Lehman is selling a 251,000 square foot office property in suburban Farmington Hills. In June, the bank offered it at auction for $10 a square foot, which would have recovered less than 10 per cent of the $27.5 million mortgage it extended in 2007. It’s also selling 1 Woodward Ave., a tower overlooking the city’s riverfront and on border with Canada that’s 44 per cent vacant.

Detroit’s metro office market is missing out on Michigan’s revival three years after the government rescued General Motors Co. and Chrysler Group LLC. Borrowers 30 days late or more on Detroit-area office loans packaged into commercial mortgage-backed securities rose to 24 per cent from 15 per cent in August 2011, according to data compiled by Bloomberg, compared with 9.9 per cent nationally.

“This is probably not a market where you’re going to see much growth and for that reason, it might make sense to just move on,” said Shaw Lupton, a senior real estate economist at data provider CoStar Group Inc.

Lehman said in July it’s attempting to recover as much as $12.9 billion for creditors by selling real estate holdings that range from condos in Hawaii to Archstone Inc., the eighth-largest apartment manager in the US. Lehman has said it plans to hold some assets as long as 2015, waiting for opportune times to dispose of properties as the commercial and residential markets recover. It moved to take Archstone public last month.

Lehman had $260 million in outstanding senior loans secured by Detroit-area property at the time of its September 2008 demise, in addition to $13.2 million in mezzanine or junior loans, according to court documents.

The bank had extended some of the loans as part of a joint venture with affiliates of developer Kojaian Management Co. The partnership, which had dated to 1995, was dissolved a year after the bankruptcy and Lehman took title to 15 properties in lieu of foreclosure.

There were 3,037 Class-B buildings totaling more than 100 million square feet in the Detroit area at the end of the second quarter, according to CoStar.

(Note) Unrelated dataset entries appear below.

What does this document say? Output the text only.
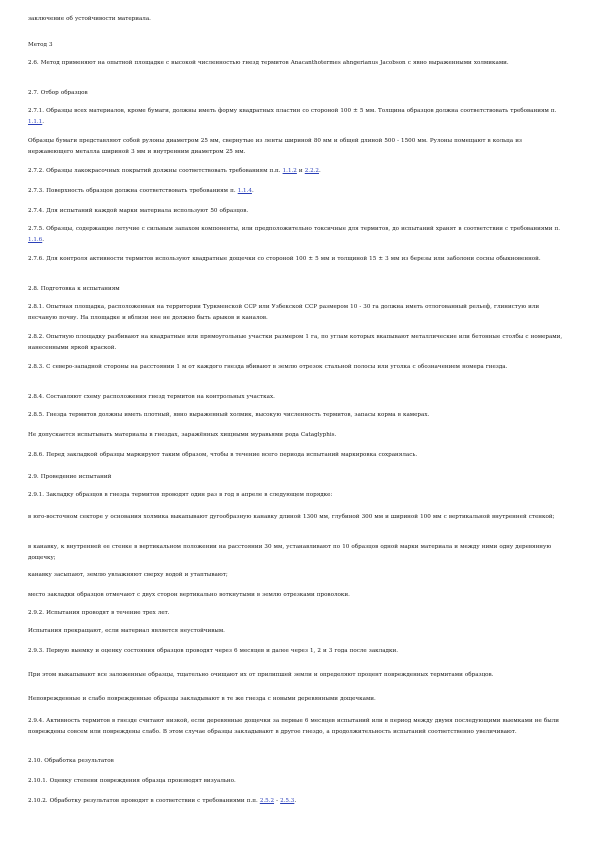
заключение об устойчивости материала.

Метод 3

2.6. Метод применяют на опытной площадке с высокой численностью гнезд термитов Anacanthotermes ahngerianus Jacobson с явно выраженными холмиками.

2.7. Отбор образцов

2.7.1. Образцы всех материалов, кроме бумаги, должны иметь форму квадратных пластин со стороной 100 ± 5 мм. Толщина образцов должна соответствовать требованиям п. 1.1.1.

Образцы бумаги представляют собой рулоны диаметром 25 мм, свернутые из ленты шириной 80 мм и общей длиной 500 - 1500 мм. Рулоны помещают в кольца из нержавеющего металла шириной 3 мм и внутренним диаметром 25 мм.

2.7.2. Образцы лакокрасочных покрытий должны соответствовать требованиям п.п. 1.1.2 и 2.2.2.

2.7.3. Поверхность образцов должна соответствовать требованиям п. 1.1.4.

2.7.4. Для испытаний каждой марки материала используют 50 образцов.

2.7.5. Образцы, содержащие летучие с сильным запахом компоненты, или предположительно токсичные для термитов, до испытаний хранят в соответствии с требованиями п. 1.1.6.

2.7.6. Для контроля активности термитов используют квадратные дощечки со стороной 100 ± 5 мм и толщиной 15 ± 3 мм из березы или заболони сосны обыкновенной.

2.8. Подготовка к испытаниям

2.8.1. Опытная площадка, расположенная на территории Туркменской ССР или Узбекской ССР размером 10 - 30 га должна иметь отлогованный рельеф, глинистую или песчаную почву. На площадке и вблизи нее не должно быть арыков и каналов.

2.8.2. Опытную площадку разбивают на квадратные или прямоугольные участки размером 1 га, по углам которых вкапывают металлические или бетонные столбы с номерами, нанесенными яркой краской.

2.8.3. С северо-западной стороны на расстоянии 1 м от каждого гнезда вбивают в землю отрезок стальной полосы или уголка с обозначением номера гнезда.

2.8.4. Составляют схему расположения гнезд термитов на контрольных участках.

2.8.5. Гнезда термитов должны иметь плотный, явно выраженный холмик, высокую численность термитов, запасы корма в камерах.

Не допускается испытывать материалы в гнездах, заражённых хищными муравьями рода Cataglyphis.

2.8.6. Перед закладкой образцы маркируют таким образом, чтобы в течение всего периода испытаний маркировка сохранялась.

2.9. Проведение испытаний

2.9.1. Закладку образцов в гнезда термитов проводят один раз в год в апреле в следующем порядке:

в юго-восточном секторе у основания холмика выкапывают дугообразную канавку длиной 1300 мм, глубиной 300 мм и шириной 100 мм с вертикальной внутренней стенкой;

в канавку, к внутренней ее стенке в вертикальном положении на расстоянии 30 мм, устанавливают по 10 образцов одной марки материала и между ними одну деревянную дощечку;

канавку засыпают, землю увлажняют сверху водой и утаптывают;

место закладки образцов отмечают с двух сторон вертикально воткнутыми в землю отрезками проволоки.

2.9.2. Испытания проводят в течение трех лет.

Испытания прекращают, если материал является неустойчивым.

2.9.3. Первую выемку и оценку состояния образцов проводят через 6 месяцев и далее через 1, 2 и 3 года после закладки.

При этом выкапывают все заложенные образцы, тщательно очищают их от прилипшей земли и определяют процент поврежденных термитами образцов.

Неповрежденные и слабо поврежденные образцы закладывают в те же гнезда с новыми деревянными дощечками.

2.9.4. Активность термитов в гнезде считают низкой, если деревянные дощечки за первые 6 месяцев испытаний или в период между двумя последующими выемками не были повреждены совсем или повреждены слабо. В этом случае образцы закладывают в другое гнездо, а продолжительность испытаний соответственно увеличивают.

2.10. Обработка результатов

2.10.1. Оценку степени повреждения образца производят визуально.

2.10.2. Обработку результатов проводят в соответствии с требованиями п.п. 2.5.2 - 2.5.3.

The vacancy rate for Class-B buildings in the region was 21.2 per cent.

Asking rent for office space in the Detroit region was $17.81 per square foot in the second quarter, the lowest on record, according to data from CoStar going back to 2000. The national average was $22.70 in the period. Vacancies were 18.4 per cent in Detroit, compared with 12.7 per cent nationally.

That’s not deterring some investors. Detroit office properties sold for an average of $89 per square foot in the second quarter, more than double the value they sold for in the second half of last year, according to data from research firm Real Capital Analytics Inc. The cap rate, or investment yield, which declines as the price of assets rise, was 7.2 percent - the lowest since the fourth quarter of 2008.

“We’re entering a whole new cycle in Detroit after we’ve been bumping along the bottom for three years,” Emmons said. “The automobile business isn’t going away. This is still the world headquarters.”